Viele VDP-Mitglieder sind kleine, spezialisierte Einrichtungen. Für sie bedeutet der Gesetzentwurf eine unverhältnismäßige bürokratische Belastung.
Der VDP fordert daher eine gezielte Entlastung kleinerer Unternehmen – z. B. durch höhere Schwellenwerte, vereinfachte Nachweisverfahren oder durch Ausnahmeregelungen im Rahmen der Vergabevorgaben.
- Tarifliche Regelungen im Weiterbildungssektor – Einbindung aller Akteure
Bisher verhandelt die Zweckgemeinschaft des Bundesverbands der Träger der Beruflichen Bildung (BBB) gemeinsam mit der Gewerkschaft Erziehung und Wissenschaft (GEW) für einen Teil der sich an öffentlichen Vergaben beteiligten den „Tarifvertrag über einen Mindestlohn in der Weiterbildung“. Dieser Tarifvertrag legt Mindestarbeitsbedingungen und einen tariflichen Mindestlohn für pädagogische Mitarbeitende fest, die in öffentlich geförderten Weiterbildungsmaßnahmen – insbesondere im Auftrag der Bundesagentur für Arbeit oder der Jobcenter – tätig sind. Der Tarifvertrag wird durch eine Rechtsverordnung des Bundesministeriums für Arbeit und Soziales (BMAS) für allgemeinverbindlich erklärt, wodurch er auch für nicht tarifgebundene Arbeitgeber in diesem Bereich der öffentlich geförderten Weiterbildung gilt.

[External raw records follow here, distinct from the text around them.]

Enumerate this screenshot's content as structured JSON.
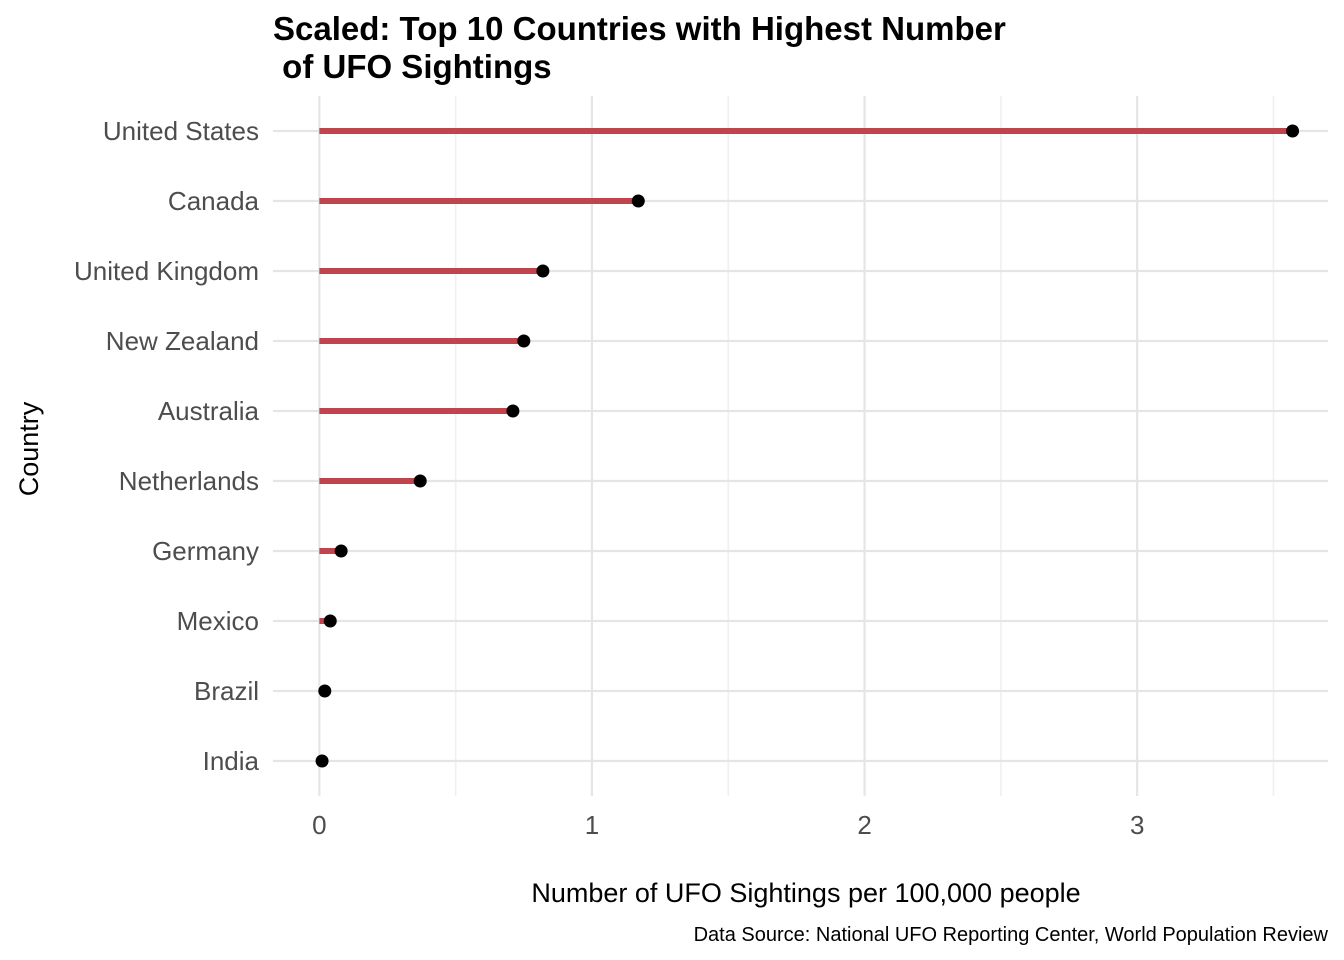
{
  "chart_data": {
    "type": "lollipop",
    "title_lines": [
      "Scaled: Top 10 Countries with Highest Number",
      " of UFO Sightings"
    ],
    "xlabel": "Number of UFO Sightings per 100,000 people",
    "ylabel": "Country",
    "caption": "Data Source: National UFO Reporting Center, World Population Review",
    "categories": [
      "United States",
      "Canada",
      "United Kingdom",
      "New Zealand",
      "Australia",
      "Netherlands",
      "Germany",
      "Mexico",
      "Brazil",
      "India"
    ],
    "values": [
      3.57,
      1.17,
      0.82,
      0.75,
      0.71,
      0.37,
      0.08,
      0.04,
      0.02,
      0.01
    ],
    "xlim": [
      -0.17,
      3.7
    ],
    "x_ticks": [
      0,
      1,
      2,
      3
    ],
    "x_tick_labels": [
      "0",
      "1",
      "2",
      "3"
    ],
    "grid": true,
    "colors": {
      "stem": "#C0444B",
      "point": "#000000",
      "grid_major": "#e5e5e5",
      "grid_minor": "#f0f0f0"
    }
  }
}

Besonders kritisch ist die vorgesehene Verpflichtung, bei Bundesaufträgen die tarifvertraglichen Arbeitsbedingungen einzuhalten, die in einer Rechtsverordnung festgelegt wurden – unabhängig davon, ob der Auftragnehmer selbst tarifgebunden ist oder an den betreffenden Verhandlungen beteiligt war. Für viele Bildungsträger bedeutet dies, dass sie sich an Tarifregelungen halten müssen, die sie nicht mitverhandeln konnten und die sie möglicherweise nicht angemessen abbilden. Dies widerspricht dem Grundsatz der Tarifautonomie und der negativen Koalitionsfreiheit, wonach sich Arbeitgeber bewusst gegen eine Tarifbindung entscheiden können.
Der VDP erkennt die Zielsetzung des Bundestariftreuegesetzes an, die Tarifbindung zu stärken und faire Arbeitsbedingungen zu sichern. In der vorliegenden Fassung birgt der Entwurf jedoch erhebliche praktische, rechtliche und finanzielle Risiken für freie Bildungseinrichtungen.
Wir fordern deshalb:
- eine präzise Abgrenzung des Anwendungsbereichs,
- eine gesetzliche Ausnahme für gemeinnützige und kirchliche Bildungsträger,
- eine Entlastung kleiner Bildungseinrichtungen durch vereinfachte Nachweispflichten,
- die Vermeidung von Doppelregulierung bei bereits allgemeinverbindlichen Tarifverträgen,
- und den Schutz der Tarifautonomie durch freiwillige statt erzwungene Tarifbindung.
Verband Deutscher Privatschulverbände e.V.